Researchers at the Massachusetts General Hospital have managed to produce early-stage eggs using stem cells extracted from ovaries, a development that could be potentially huge for women struggling with fertility. According to a newly published paper, researchers successfully took cells from the ovaries of mice and used them to generate viable egg cells, then replicated the experiment with cells from human ovaries. This could, in effect, create the potential not only for much more advanced in-vitro fertilization treatments, but also for women to have children far past traditional child-bearing age.

Dr. Jonathan L. Tilly, who's heading up the research, wrote that his team's findings could lead to "a new field in human reproductive biology that was inconceivable less than ten years ago." Tilly has also made the claim that, contrary to popular belief, women's bodies don't stop developing new eggs after they're born, but actually have cells in their born marrow that that supply the ovaries with new eggs.

So, does this mean doctors can immediately spring into action to fulfill my dreams of putting off motherhood until the age of sixty? Or at least create new opportunities for women struggling to conceive? Not exactly. Unsurprisingly, the research is still in very early stages, and other experts caution that even if the experiment is successfully replicated in other settings (not a given), these findings would primarily be used for research in the foreseeable future, not the development of revolutionary fertility treatments.

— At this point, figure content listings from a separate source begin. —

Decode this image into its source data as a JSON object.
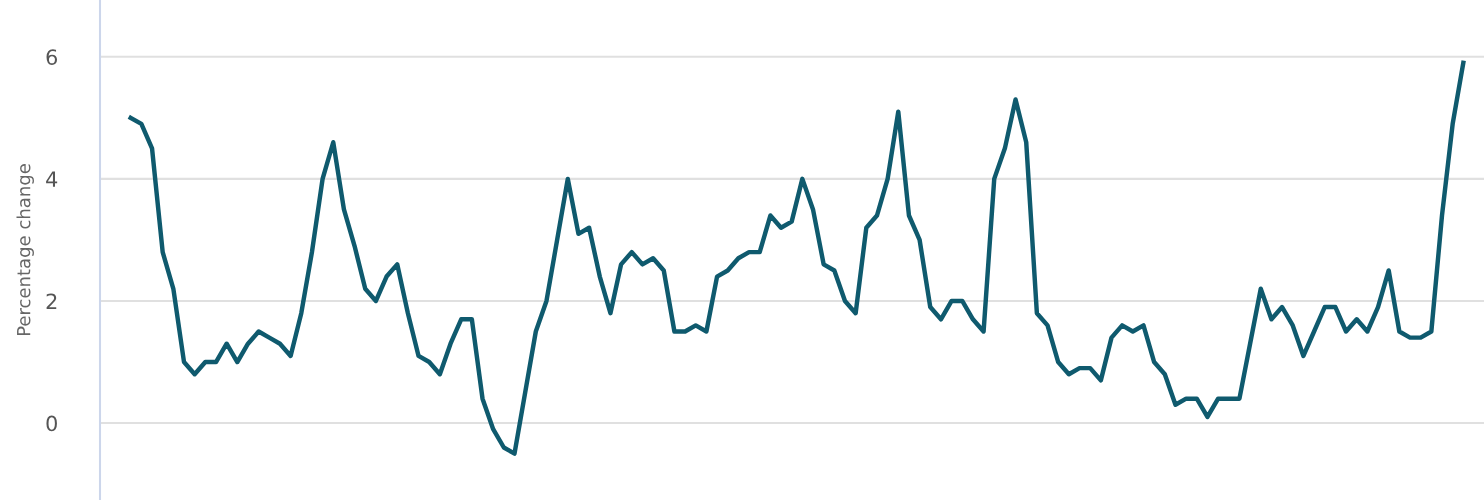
{
  "chart_data": {
    "type": "line",
    "ylabel": "Percentage change",
    "categories": [
      null,
      null,
      null,
      null,
      null,
      null,
      null,
      null,
      null,
      null,
      null,
      null,
      null,
      null,
      null,
      null,
      null,
      null,
      null,
      null,
      null,
      null,
      null,
      null,
      null,
      null,
      null,
      null,
      null,
      null,
      null,
      null,
      null,
      null,
      null,
      null,
      null,
      null,
      null,
      null,
      null,
      null,
      null,
      null,
      null,
      null,
      null,
      null,
      null,
      null,
      null,
      null,
      null,
      null,
      null,
      null,
      null,
      null,
      null,
      null,
      null,
      null,
      null,
      null,
      null,
      null,
      null,
      null,
      null,
      null,
      null,
      null,
      null,
      null,
      null,
      null,
      null,
      null,
      null,
      null,
      null,
      null,
      null,
      null,
      null,
      null,
      null,
      null,
      null,
      null,
      null,
      null,
      null,
      null,
      null,
      null,
      null,
      null,
      null,
      null,
      null,
      null,
      null,
      null,
      null,
      null,
      null,
      null,
      null,
      null,
      null,
      null,
      null,
      null,
      null,
      null,
      null,
      null,
      null,
      null,
      null,
      null,
      null,
      null,
      null,
      null,
      null,
      null
    ],
    "series": [
      {
        "color": "#0f5a6e",
        "values": [
          null,
          5.0,
          4.9,
          4.5,
          2.8,
          2.2,
          1.0,
          0.8,
          1.0,
          1.0,
          1.3,
          1.0,
          1.3,
          1.5,
          1.4,
          1.3,
          1.1,
          1.8,
          2.8,
          4.0,
          4.6,
          3.5,
          2.9,
          2.2,
          2.0,
          2.4,
          2.6,
          1.8,
          1.1,
          1.0,
          0.8,
          1.3,
          1.7,
          1.7,
          0.4,
          -0.1,
          -0.4,
          -0.5,
          0.5,
          1.5,
          2.0,
          3.0,
          4.0,
          3.1,
          3.2,
          2.4,
          1.8,
          2.6,
          2.8,
          2.6,
          2.7,
          2.5,
          1.5,
          1.5,
          1.6,
          1.5,
          2.4,
          2.5,
          2.7,
          2.8,
          2.8,
          3.4,
          3.2,
          3.3,
          4.0,
          3.5,
          2.6,
          2.5,
          2.0,
          1.8,
          3.2,
          3.4,
          4.0,
          5.1,
          3.4,
          3.0,
          1.9,
          1.7,
          2.0,
          2.0,
          1.7,
          1.5,
          4.0,
          4.5,
          5.3,
          4.6,
          1.8,
          1.6,
          1.0,
          0.8,
          0.9,
          0.9,
          0.7,
          1.4,
          1.6,
          1.5,
          1.6,
          1.0,
          0.8,
          0.3,
          0.4,
          0.4,
          0.1,
          0.4,
          0.4,
          0.4,
          1.3,
          2.2,
          1.7,
          1.9,
          1.6,
          1.1,
          1.5,
          1.9,
          1.9,
          1.5,
          1.7,
          1.5,
          1.9,
          2.5,
          1.5,
          1.4,
          1.4,
          1.5,
          3.4,
          4.9,
          5.9,
          null
        ]
      }
    ],
    "ylim": [
      -1.26,
      6.93
    ],
    "yticks": [
      0,
      2,
      4,
      6
    ],
    "grid": "y",
    "legend": false,
    "marker": "none",
    "line_style": "solid",
    "tick_labels": "y"
  }
}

Still, Tilly has high hopes, and told the press:

If we can guide the process correctly, I think it opens up a chance that sometime in the future, we might get to the point of actually having an unlimited source of human eggs. [...] If we can get to the stage of generating functional human eggs outside the body, it would rewrite essentially human assisted reproduction.

Well, it's definitely an exciting prospect. And even if I'm not one step closer to my dream of postponing parenthood for as many decades as possible, I'm much closer to my other dream of living in a world that more closely resembles Jurassic Park.